Friday, September 23, 2011

Hill's Sentences of the Month

Anna Karina reading a Paul Eluard poem
in Jean-Luc Godard's Alphaville

1. "Anyone with a house full of books has been asked the inevitable question: "Have you read all of these?" The real answer, of course, is no, because half the appeal of books is promise. But the question is annoying anyway."

This is my good and long time friend Mike Johnston on the blog that he makes his living from, The Online Photographer. He is one of the most curious people I know--about things, that is--I don't mean that he's strange. I love the truth he gets to in this sentence. I've read most of the books in my own library, but there are a lot that I haven't read, but that are still some of my favorites because of the "promise" they hold for when I finally do get around to them.

2. "Every generation gets the self-help guru it deserves." From Rebecca Mead's profile in The New Yorker on kind-of creepy "mind hack" guru Timothy Ferris.

This sentence is a version of another famous sentence that I can't remember, but it's a great twist on it.

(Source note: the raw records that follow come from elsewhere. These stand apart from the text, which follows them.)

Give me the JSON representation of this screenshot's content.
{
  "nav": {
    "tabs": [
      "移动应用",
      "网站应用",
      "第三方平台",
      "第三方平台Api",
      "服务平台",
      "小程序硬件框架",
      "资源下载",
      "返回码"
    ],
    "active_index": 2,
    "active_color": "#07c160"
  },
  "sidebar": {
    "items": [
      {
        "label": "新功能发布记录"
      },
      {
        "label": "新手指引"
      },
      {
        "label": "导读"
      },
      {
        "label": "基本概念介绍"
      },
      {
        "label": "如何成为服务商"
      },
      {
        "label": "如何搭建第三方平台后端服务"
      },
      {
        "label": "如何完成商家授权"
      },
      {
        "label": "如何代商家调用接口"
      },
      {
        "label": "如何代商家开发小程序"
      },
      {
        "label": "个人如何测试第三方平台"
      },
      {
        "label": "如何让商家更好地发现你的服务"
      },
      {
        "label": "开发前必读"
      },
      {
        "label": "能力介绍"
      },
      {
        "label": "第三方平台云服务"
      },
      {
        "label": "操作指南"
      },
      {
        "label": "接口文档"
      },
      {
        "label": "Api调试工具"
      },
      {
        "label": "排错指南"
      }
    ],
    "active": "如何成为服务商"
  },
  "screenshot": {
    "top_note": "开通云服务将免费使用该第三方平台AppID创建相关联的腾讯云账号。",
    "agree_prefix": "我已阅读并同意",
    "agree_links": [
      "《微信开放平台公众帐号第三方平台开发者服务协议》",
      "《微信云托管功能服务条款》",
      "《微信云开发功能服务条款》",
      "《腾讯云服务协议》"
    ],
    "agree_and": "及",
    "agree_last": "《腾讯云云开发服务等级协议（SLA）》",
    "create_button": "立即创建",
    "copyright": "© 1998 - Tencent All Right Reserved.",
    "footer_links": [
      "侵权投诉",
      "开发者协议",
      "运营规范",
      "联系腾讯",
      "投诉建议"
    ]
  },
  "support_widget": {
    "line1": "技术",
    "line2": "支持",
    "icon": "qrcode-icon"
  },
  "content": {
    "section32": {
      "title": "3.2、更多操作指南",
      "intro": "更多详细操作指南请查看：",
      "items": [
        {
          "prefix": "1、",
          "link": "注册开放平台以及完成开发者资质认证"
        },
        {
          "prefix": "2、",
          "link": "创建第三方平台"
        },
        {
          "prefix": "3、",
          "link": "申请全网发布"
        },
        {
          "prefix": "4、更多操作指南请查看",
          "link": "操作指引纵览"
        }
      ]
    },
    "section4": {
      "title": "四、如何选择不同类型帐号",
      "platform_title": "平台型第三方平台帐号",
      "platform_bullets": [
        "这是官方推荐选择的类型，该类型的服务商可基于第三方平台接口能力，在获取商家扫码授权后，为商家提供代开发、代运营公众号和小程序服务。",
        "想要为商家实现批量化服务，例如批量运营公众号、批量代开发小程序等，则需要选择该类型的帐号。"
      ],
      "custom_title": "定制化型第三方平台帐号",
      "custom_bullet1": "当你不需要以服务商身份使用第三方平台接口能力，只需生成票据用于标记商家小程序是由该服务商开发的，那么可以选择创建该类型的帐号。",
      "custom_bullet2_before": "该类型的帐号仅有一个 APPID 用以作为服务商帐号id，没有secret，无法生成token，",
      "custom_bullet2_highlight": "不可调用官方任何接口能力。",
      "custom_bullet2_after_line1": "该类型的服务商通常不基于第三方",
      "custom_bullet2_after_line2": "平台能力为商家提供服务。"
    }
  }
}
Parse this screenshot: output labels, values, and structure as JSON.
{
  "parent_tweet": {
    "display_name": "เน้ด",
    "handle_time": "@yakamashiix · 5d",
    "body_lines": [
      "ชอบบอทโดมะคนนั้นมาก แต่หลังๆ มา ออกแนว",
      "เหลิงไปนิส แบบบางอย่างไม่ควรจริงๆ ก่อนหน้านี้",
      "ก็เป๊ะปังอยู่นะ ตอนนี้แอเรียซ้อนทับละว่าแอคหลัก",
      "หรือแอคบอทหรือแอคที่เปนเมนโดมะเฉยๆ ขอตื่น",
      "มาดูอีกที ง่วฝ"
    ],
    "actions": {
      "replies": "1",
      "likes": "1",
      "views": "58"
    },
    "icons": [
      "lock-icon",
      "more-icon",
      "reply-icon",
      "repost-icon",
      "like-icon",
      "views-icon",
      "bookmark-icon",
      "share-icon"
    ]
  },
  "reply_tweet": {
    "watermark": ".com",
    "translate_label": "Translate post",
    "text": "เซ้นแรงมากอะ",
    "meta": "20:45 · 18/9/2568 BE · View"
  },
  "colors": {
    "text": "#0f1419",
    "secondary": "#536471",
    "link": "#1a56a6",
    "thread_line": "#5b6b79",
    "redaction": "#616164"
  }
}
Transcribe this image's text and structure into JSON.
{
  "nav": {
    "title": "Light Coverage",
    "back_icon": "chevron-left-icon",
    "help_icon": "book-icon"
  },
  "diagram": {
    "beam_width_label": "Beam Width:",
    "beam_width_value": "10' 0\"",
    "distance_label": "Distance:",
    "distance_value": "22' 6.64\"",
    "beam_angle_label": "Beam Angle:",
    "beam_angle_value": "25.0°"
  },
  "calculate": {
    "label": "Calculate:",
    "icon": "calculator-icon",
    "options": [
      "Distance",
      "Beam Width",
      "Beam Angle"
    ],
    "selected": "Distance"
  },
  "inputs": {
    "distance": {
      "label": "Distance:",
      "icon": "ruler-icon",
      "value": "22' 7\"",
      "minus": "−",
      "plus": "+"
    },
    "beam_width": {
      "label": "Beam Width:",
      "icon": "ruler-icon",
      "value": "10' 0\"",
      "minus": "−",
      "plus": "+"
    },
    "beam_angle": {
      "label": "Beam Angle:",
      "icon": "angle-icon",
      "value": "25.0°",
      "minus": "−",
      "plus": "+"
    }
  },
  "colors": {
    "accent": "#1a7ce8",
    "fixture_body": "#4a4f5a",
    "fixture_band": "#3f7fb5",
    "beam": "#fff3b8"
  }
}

I love the way the word "deserves" suggests that all generations are at fault somehow, and part of their punishment is that they have to endure ego-maniacal self-promoters like Timothy Ferris. You can tell, just from this image below, what kind of person he must be. The generations sins he has been sent for must be very bad indeed.

Timothy Ferris

3. "These guys weren't sitting around bull-****ing. They were beating drums, tearing it up, hurling horses over cliffs." Bob Dylan in his autobiography Chronicles, describing his reaction to first hearing Public Enemy, N.W.A., and Ice-T.

Dylan's book is a real mess. If it were a final draft in my class, I would give it a C, but he comes up with lines like "throwing horses over cliffs" all the time and they knock me out. They sound like wise old sayings that have been around forever but that have never been said until Dylan uttered them.